With the Supreme Court denying certiorari in O’Keeffe and Rocky Mountain I, and plaintiffs in Rocky Mountain II choosing not to seek review, the future of the LCFS, the CFP, and similar programs is much clearer. Any future federal law challenges likely would involve similar claims of alleged discrimination against out-of-state fuels and resultant extraterritorial regulation. Within the Ninth Circuit (which includes Alaska, Arizona, California, Hawaii, Idaho, Montana, Nevada, Oregon, and Washington), additional federal litigation on those grounds seems unlikely to be successful in light of Rocky Mountain I, Rocky Mountain II, and O’Keeffe.

The authors of this blog have described state court challenges to California’s LCFS in the cases commonly referred to as POET I and POET II. The claims in those cases focused on the California Air Resources Board’s (CARB’s) alleged failure to comply with the California Environmental Quality Act (CEQA), along with ancillary procedural claims relating to the manner in which the LCFS was adopted. Those cases have concluded, and successive iterations of the LCFS, including CARB’s 2018 extension, have aimed to address deficiencies cited in the POET I and POET II decisions. Additional state litigation against the LCFS appears unlikely as well, as the statutes of limitations have run with no lawsuits filed pursuant to CEQA or the California Administrative Procedure Act.
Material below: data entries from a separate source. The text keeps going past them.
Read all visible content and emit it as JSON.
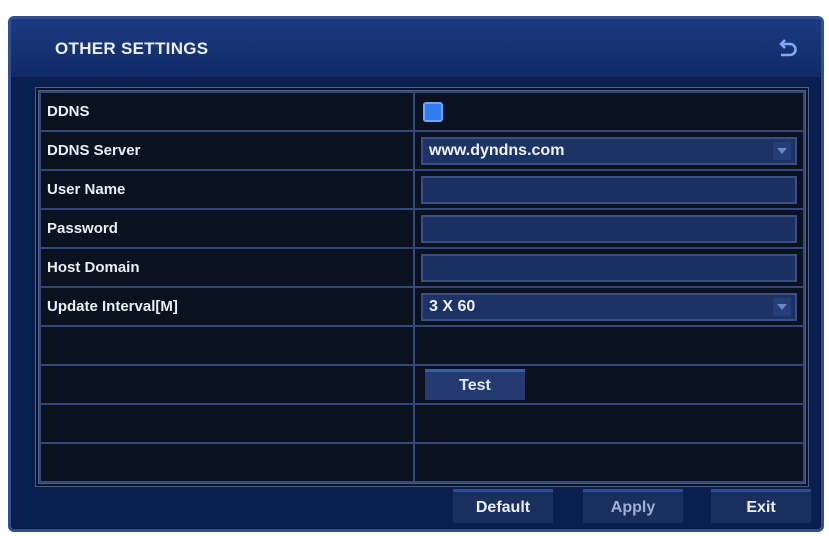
{
  "window": {
    "title": "OTHER SETTINGS"
  },
  "rows": [
    {
      "label": "DDNS",
      "type": "checkbox",
      "checked": true
    },
    {
      "label": "DDNS Server",
      "type": "select",
      "value": "www.dyndns.com"
    },
    {
      "label": "User Name",
      "type": "text",
      "value": ""
    },
    {
      "label": "Password",
      "type": "text",
      "value": ""
    },
    {
      "label": "Host Domain",
      "type": "text",
      "value": ""
    },
    {
      "label": "Update Interval[M]",
      "type": "select",
      "value": "3 X 60"
    }
  ],
  "test_button": {
    "label": "Test"
  },
  "buttons": {
    "default": "Default",
    "apply": "Apply",
    "exit": "Exit"
  },
  "colors": {
    "background": "#0a1f4f",
    "checkbox": "#2f7cf0",
    "border": "#34477a"
  },
  "icons": {
    "back": "back-arrow-icon"
  }
}
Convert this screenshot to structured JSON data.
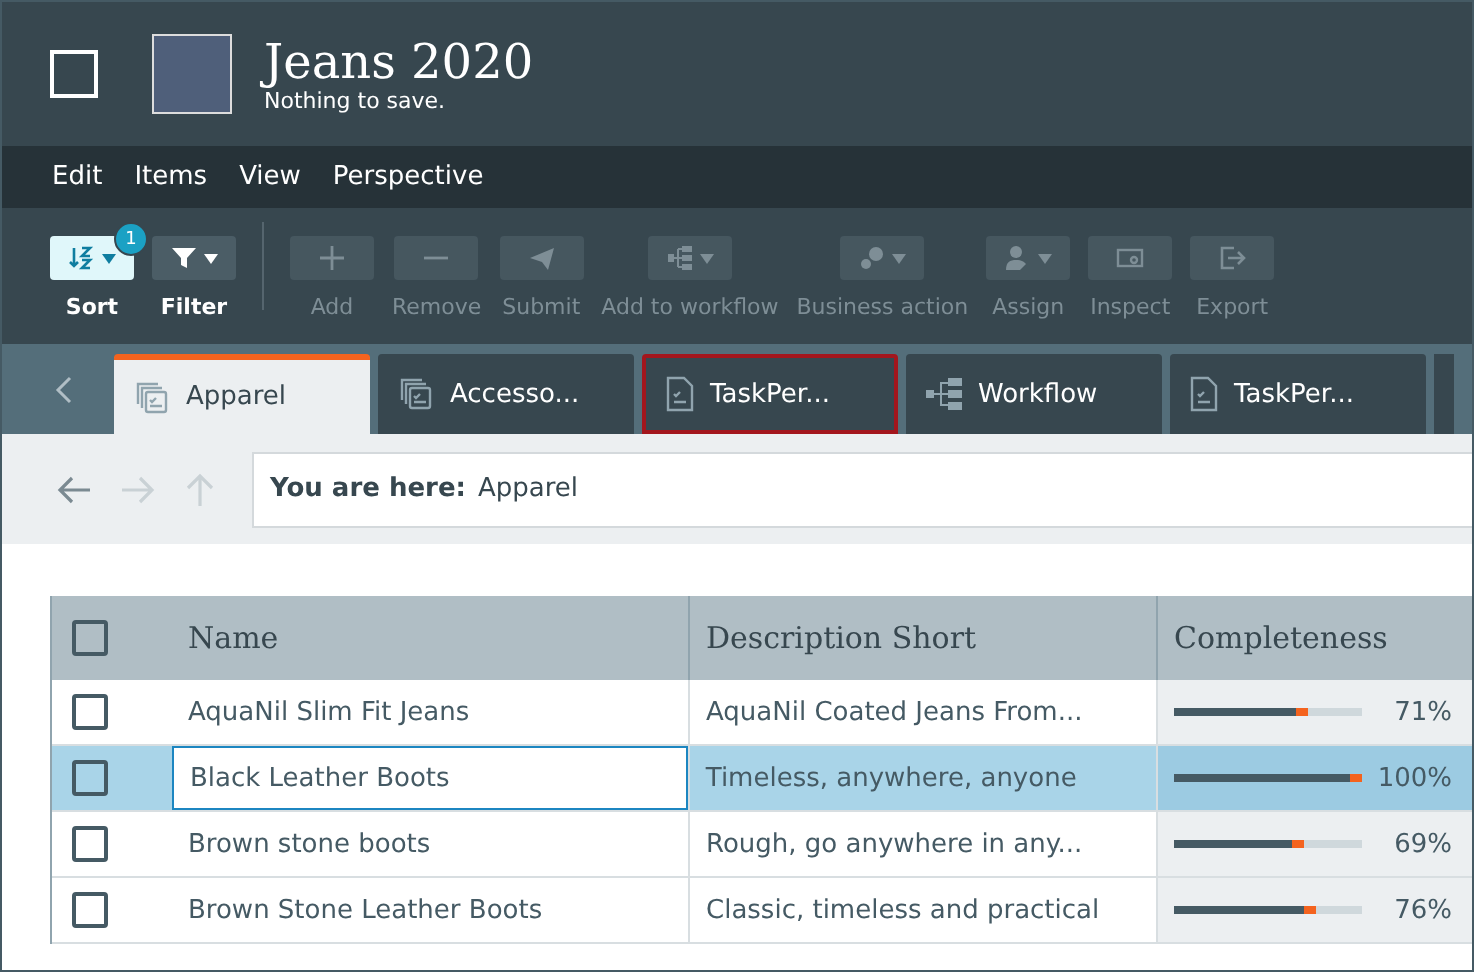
{
  "header": {
    "title": "Jeans 2020",
    "subtitle": "Nothing to save."
  },
  "menu": [
    "Edit",
    "Items",
    "View",
    "Perspective"
  ],
  "toolbar": [
    {
      "label": "Sort",
      "disabled": false,
      "active": true,
      "dropdown": true,
      "badge": "1"
    },
    {
      "label": "Filter",
      "disabled": false,
      "active": false,
      "dropdown": true
    },
    {
      "label": "Add",
      "disabled": true,
      "active": false,
      "dropdown": false
    },
    {
      "label": "Remove",
      "disabled": true,
      "active": false,
      "dropdown": false
    },
    {
      "label": "Submit",
      "disabled": true,
      "active": false,
      "dropdown": false
    },
    {
      "label": "Add to workflow",
      "disabled": true,
      "active": false,
      "dropdown": true
    },
    {
      "label": "Business action",
      "disabled": true,
      "active": false,
      "dropdown": true
    },
    {
      "label": "Assign",
      "disabled": true,
      "active": false,
      "dropdown": true
    },
    {
      "label": "Inspect",
      "disabled": true,
      "active": false,
      "dropdown": false
    },
    {
      "label": "Export",
      "disabled": true,
      "active": false,
      "dropdown": false
    }
  ],
  "tabs": [
    {
      "label": "Apparel",
      "kind": "collection",
      "selected": true,
      "highlighted": false
    },
    {
      "label": "Accesso...",
      "kind": "collection",
      "selected": false,
      "highlighted": false
    },
    {
      "label": "TaskPer...",
      "kind": "task",
      "selected": false,
      "highlighted": true
    },
    {
      "label": "Workflow",
      "kind": "workflow",
      "selected": false,
      "highlighted": false
    },
    {
      "label": "TaskPer...",
      "kind": "task",
      "selected": false,
      "highlighted": false
    }
  ],
  "breadcrumb": {
    "prefix": "You are here:",
    "location": "Apparel"
  },
  "table": {
    "all_checked": false,
    "columns": [
      "Name",
      "Description Short",
      "Completeness"
    ],
    "rows": [
      {
        "name": "AquaNil Slim Fit Jeans",
        "description": "AquaNil Coated Jeans From...",
        "level": 0.71,
        "reading": "71%",
        "selected": false,
        "checked": false
      },
      {
        "name": "Black Leather Boots",
        "description": "Timeless, anywhere, anyone",
        "level": 1.0,
        "reading": "100%",
        "selected": true,
        "checked": false
      },
      {
        "name": "Brown stone boots",
        "description": "Rough, go anywhere in any...",
        "level": 0.69,
        "reading": "69%",
        "selected": false,
        "checked": false
      },
      {
        "name": "Brown Stone Leather Boots",
        "description": "Classic, timeless and practical",
        "level": 0.76,
        "reading": "76%",
        "selected": false,
        "checked": false
      }
    ]
  }
}
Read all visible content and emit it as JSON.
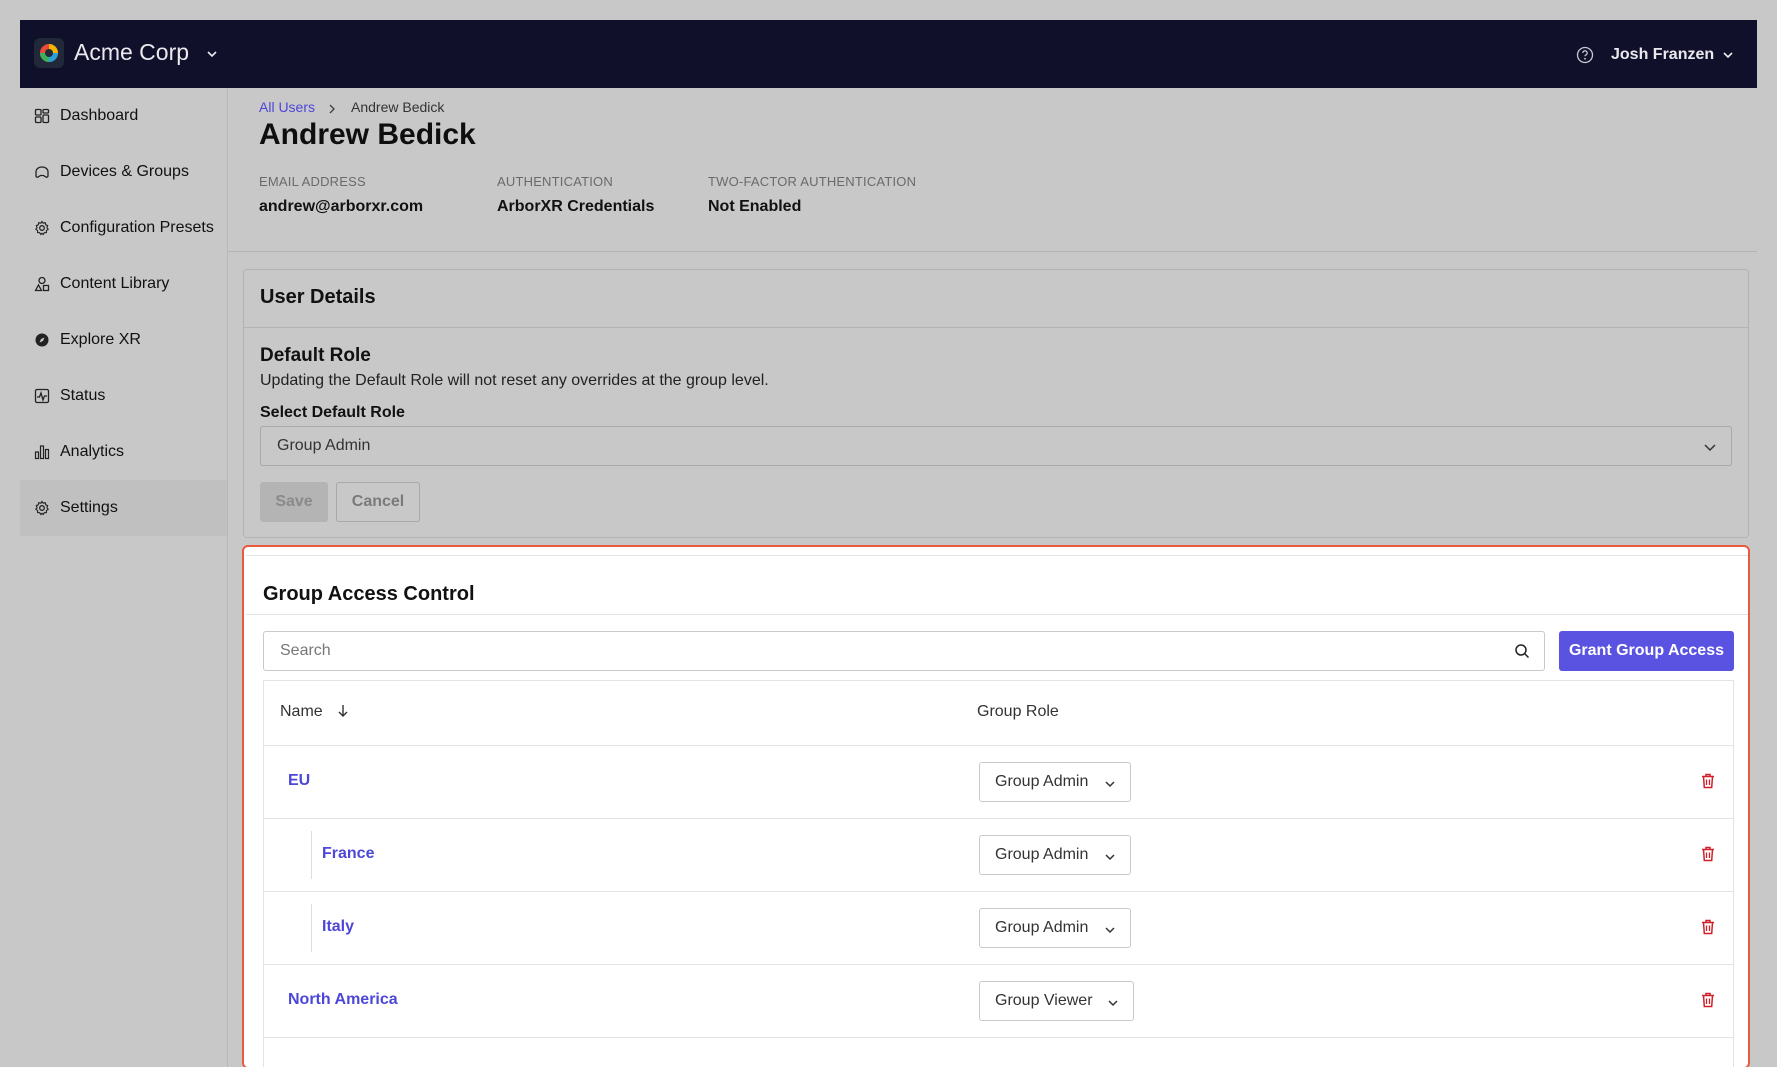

To produce and supply alternative fuels at the volumes required to generate an adequate number of LCFS credits to meet the program’s carbon intensity reduction targets, additional infrastructure must be developed and, critically, financed. Historically, alternative fuel production projects that generate a significant portion of their revenue from the monetization of LCFS credits, which is most of them, have struggled to secure affordable capital. Several factors contribute to this difficultly, including traditional capital providers’ lack of familiarity with the LCFS, change-in-law risk, litigation risk, and credit price risk. Indeed, long-term offtake agreements for LCFS credits generally have not been available.

With the resolution of both federal and state judicial challenges to the LCFS, one significant hurdle has been lowered for additional capital to flow into the low-carbon fuels space. The Supreme Court’s recent action is also noteworthy for effectively ending a decade of continuous litigation attacks against the LCFS and its progeny.

Latham & Watkins’ Environment, Land & Resources lawyers will continue to track and report on developments related to low-carbon fuel standard programs across the country.